Menurut Dian, para pelaku tak pernah memenuhi panggilan dari penyidik. Sehingga berdasarkan gelar perkara dan barang bukti yang ada penyelidikan dinaikkan status ke penyidikan.
“Sesaat setelah perkara yang naik sidik dari subdit III Jatanras melakukan penangkapan terhadap para pelaku ini,” ujarnya.
Dian mengungkapkan, pada tanggal 5 September 2024 atau sesaat setelah insiden pengeroyokan.

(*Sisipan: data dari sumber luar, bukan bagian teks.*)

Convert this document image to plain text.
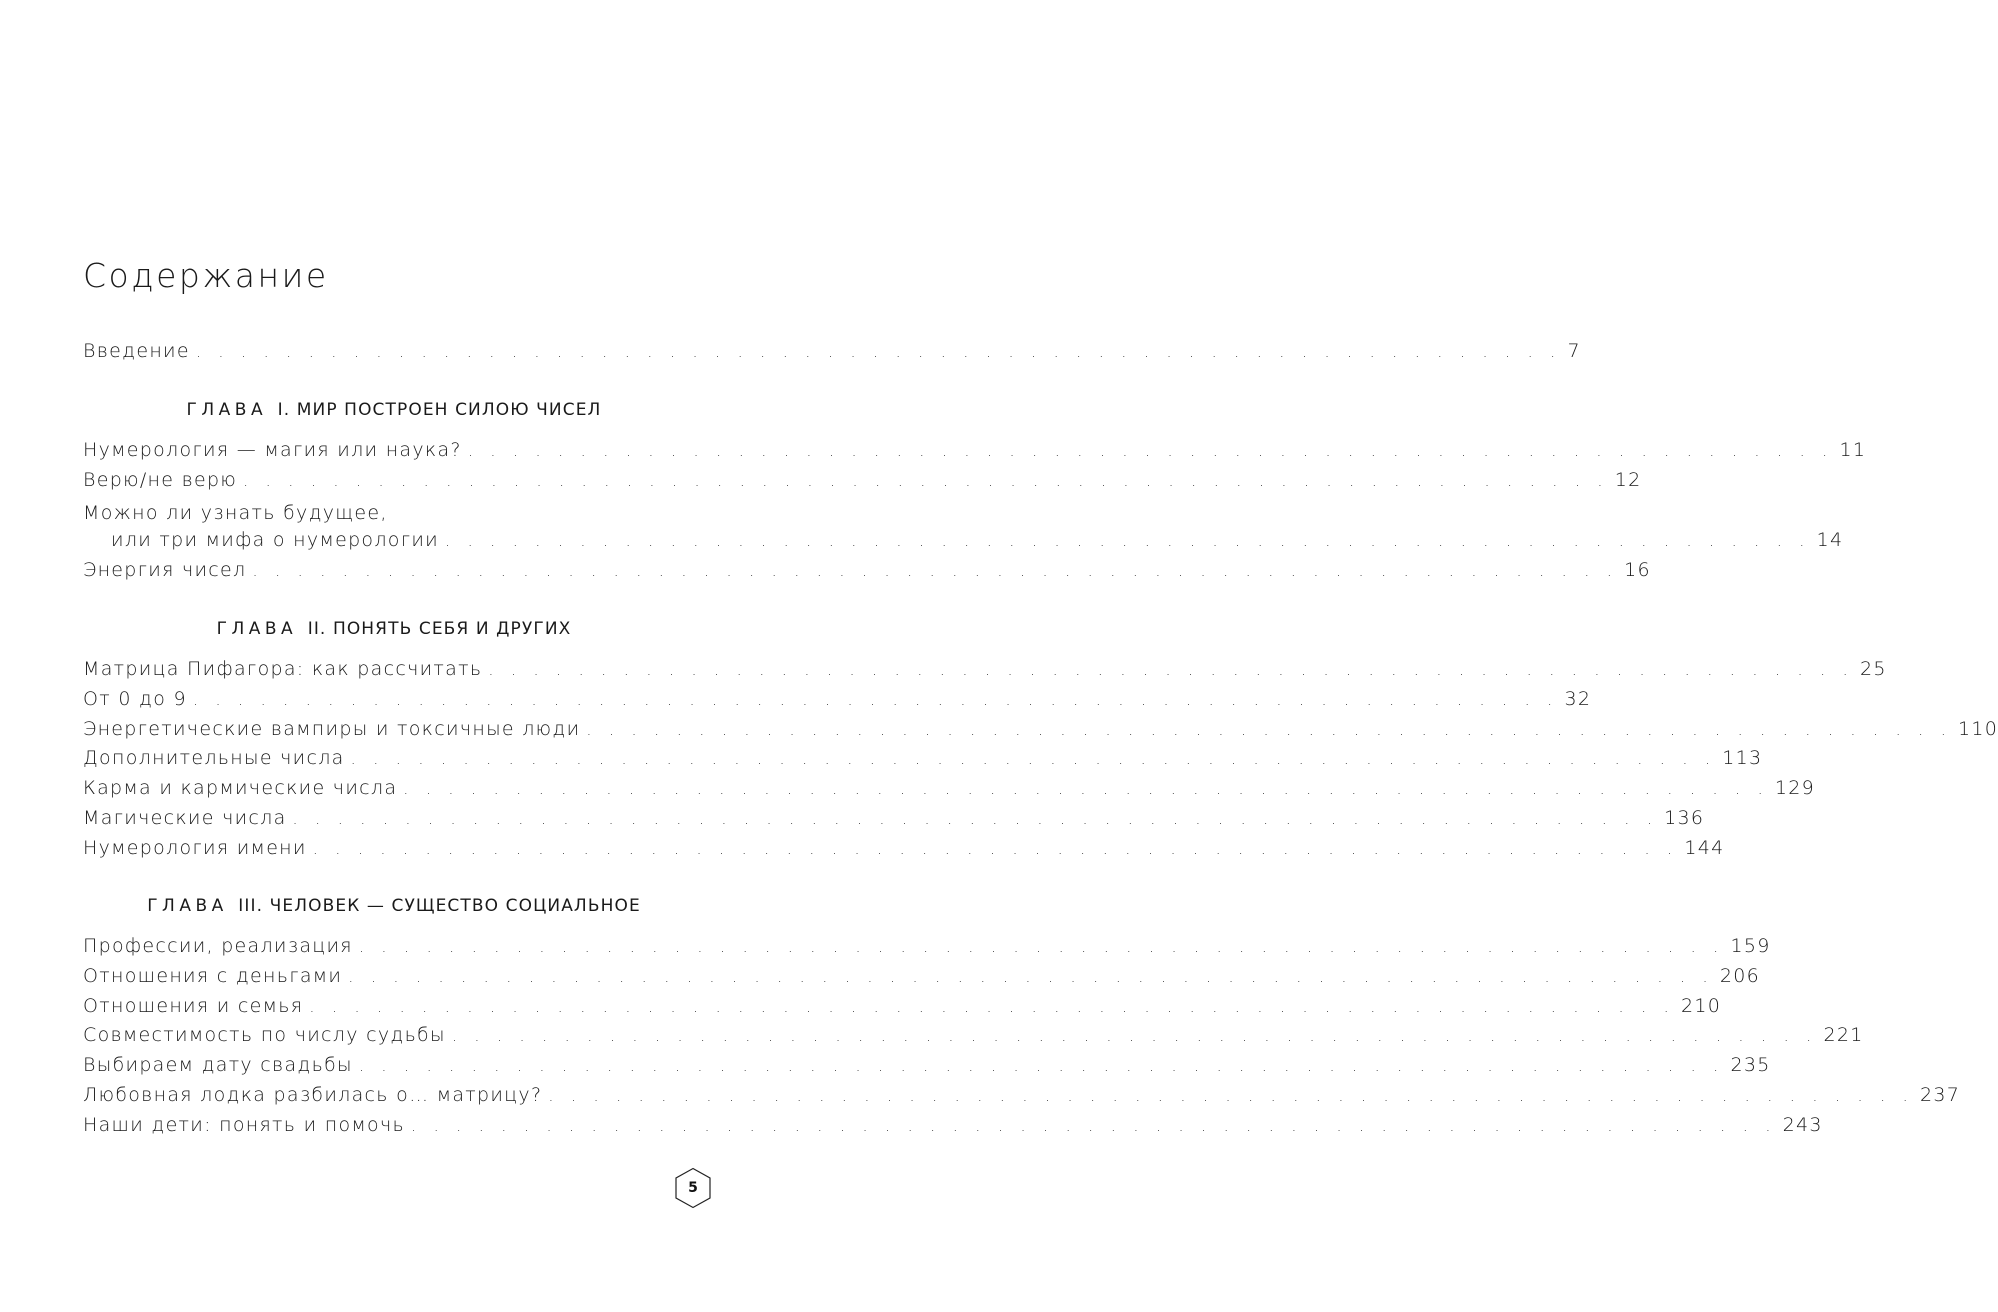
Содержание
Введение . . . . . . . . . . . . . . . . . . . . . . . . . . . . . . . . . . . . . . . . . . . . . . . . . . . . . . . . . . . . . 7
ГЛАВА I. МИР ПОСТРОЕН СИЛОЮ ЧИСЕЛ
Нумерология — магия или наука? . . . . . . . . . . . . . . . . . . . . . . . . . . . . . . . . . . . . . . . . . . . . . . . . . . . . . . . . . . . . . 11
Верю/не верю . . . . . . . . . . . . . . . . . . . . . . . . . . . . . . . . . . . . . . . . . . . . . . . . . . . . . . . . . . . . . 12
Можно ли узнать будущее,
или три мифа о нумерологии . . . . . . . . . . . . . . . . . . . . . . . . . . . . . . . . . . . . . . . . . . . . . . . . . . . . . . . . . . . . . 14
Энергия чисел . . . . . . . . . . . . . . . . . . . . . . . . . . . . . . . . . . . . . . . . . . . . . . . . . . . . . . . . . . . . . 16
ГЛАВА II. ПОНЯТЬ СЕБЯ И ДРУГИХ
Матрица Пифагора: как рассчитать . . . . . . . . . . . . . . . . . . . . . . . . . . . . . . . . . . . . . . . . . . . . . . . . . . . . . . . . . . . . . 25
От 0 до 9 . . . . . . . . . . . . . . . . . . . . . . . . . . . . . . . . . . . . . . . . . . . . . . . . . . . . . . . . . . . . . 32
Энергетические вампиры и токсичные люди . . . . . . . . . . . . . . . . . . . . . . . . . . . . . . . . . . . . . . . . . . . . . . . . . . . . . . . . . . . . . 110
Дополнительные числа . . . . . . . . . . . . . . . . . . . . . . . . . . . . . . . . . . . . . . . . . . . . . . . . . . . . . . . . . . . . . 113
Карма и кармические числа . . . . . . . . . . . . . . . . . . . . . . . . . . . . . . . . . . . . . . . . . . . . . . . . . . . . . . . . . . . . . 129
Магические числа . . . . . . . . . . . . . . . . . . . . . . . . . . . . . . . . . . . . . . . . . . . . . . . . . . . . . . . . . . . . . 136
Нумерология имени . . . . . . . . . . . . . . . . . . . . . . . . . . . . . . . . . . . . . . . . . . . . . . . . . . . . . . . . . . . . . 144
ГЛАВА III. ЧЕЛОВЕК — СУЩЕСТВО СОЦИАЛЬНОЕ
Профессии, реализация . . . . . . . . . . . . . . . . . . . . . . . . . . . . . . . . . . . . . . . . . . . . . . . . . . . . . . . . . . . . . 159
Отношения с деньгами . . . . . . . . . . . . . . . . . . . . . . . . . . . . . . . . . . . . . . . . . . . . . . . . . . . . . . . . . . . . . 206
Отношения и семья . . . . . . . . . . . . . . . . . . . . . . . . . . . . . . . . . . . . . . . . . . . . . . . . . . . . . . . . . . . . . 210
Совместимость по числу судьбы . . . . . . . . . . . . . . . . . . . . . . . . . . . . . . . . . . . . . . . . . . . . . . . . . . . . . . . . . . . . . 221
Выбираем дату свадьбы . . . . . . . . . . . . . . . . . . . . . . . . . . . . . . . . . . . . . . . . . . . . . . . . . . . . . . . . . . . . . 235
Любовная лодка разбилась о… матрицу? . . . . . . . . . . . . . . . . . . . . . . . . . . . . . . . . . . . . . . . . . . . . . . . . . . . . . . . . . . . . . 237
Наши дети: понять и помочь . . . . . . . . . . . . . . . . . . . . . . . . . . . . . . . . . . . . . . . . . . . . . . . . . . . . . . . . . . . . . 243
5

Pihak penyidik dari Polsek Cipocok melakukan interogasi.
Dalam interogasi tersebut para pelaku mengakui telah melakukan hal tersebut. Namun setelah dilakukan penangkapan, para pelaku tak mengakui perbuatannya.
“Tapi berdasarkan alat bukti yang cukup, keterangan saksi dan berita acara kita berani menetapkan pelaku ini sebagai tersangka,” ungkapnya.
Dian menjelaskan, barang bukti yang menjadi dasar penetapan tersangka tersebut yakni, celana panjang yang masih ada bercak darah, hasil visum et repertum, rekam medis RSUD Banten, 2 lembar surat musyawarah dan 6 bundel berita acara pemeriksaan.
“Pelaku kita terapkan pasal 170 dan pasal 351 KUHP,” pungkasnya.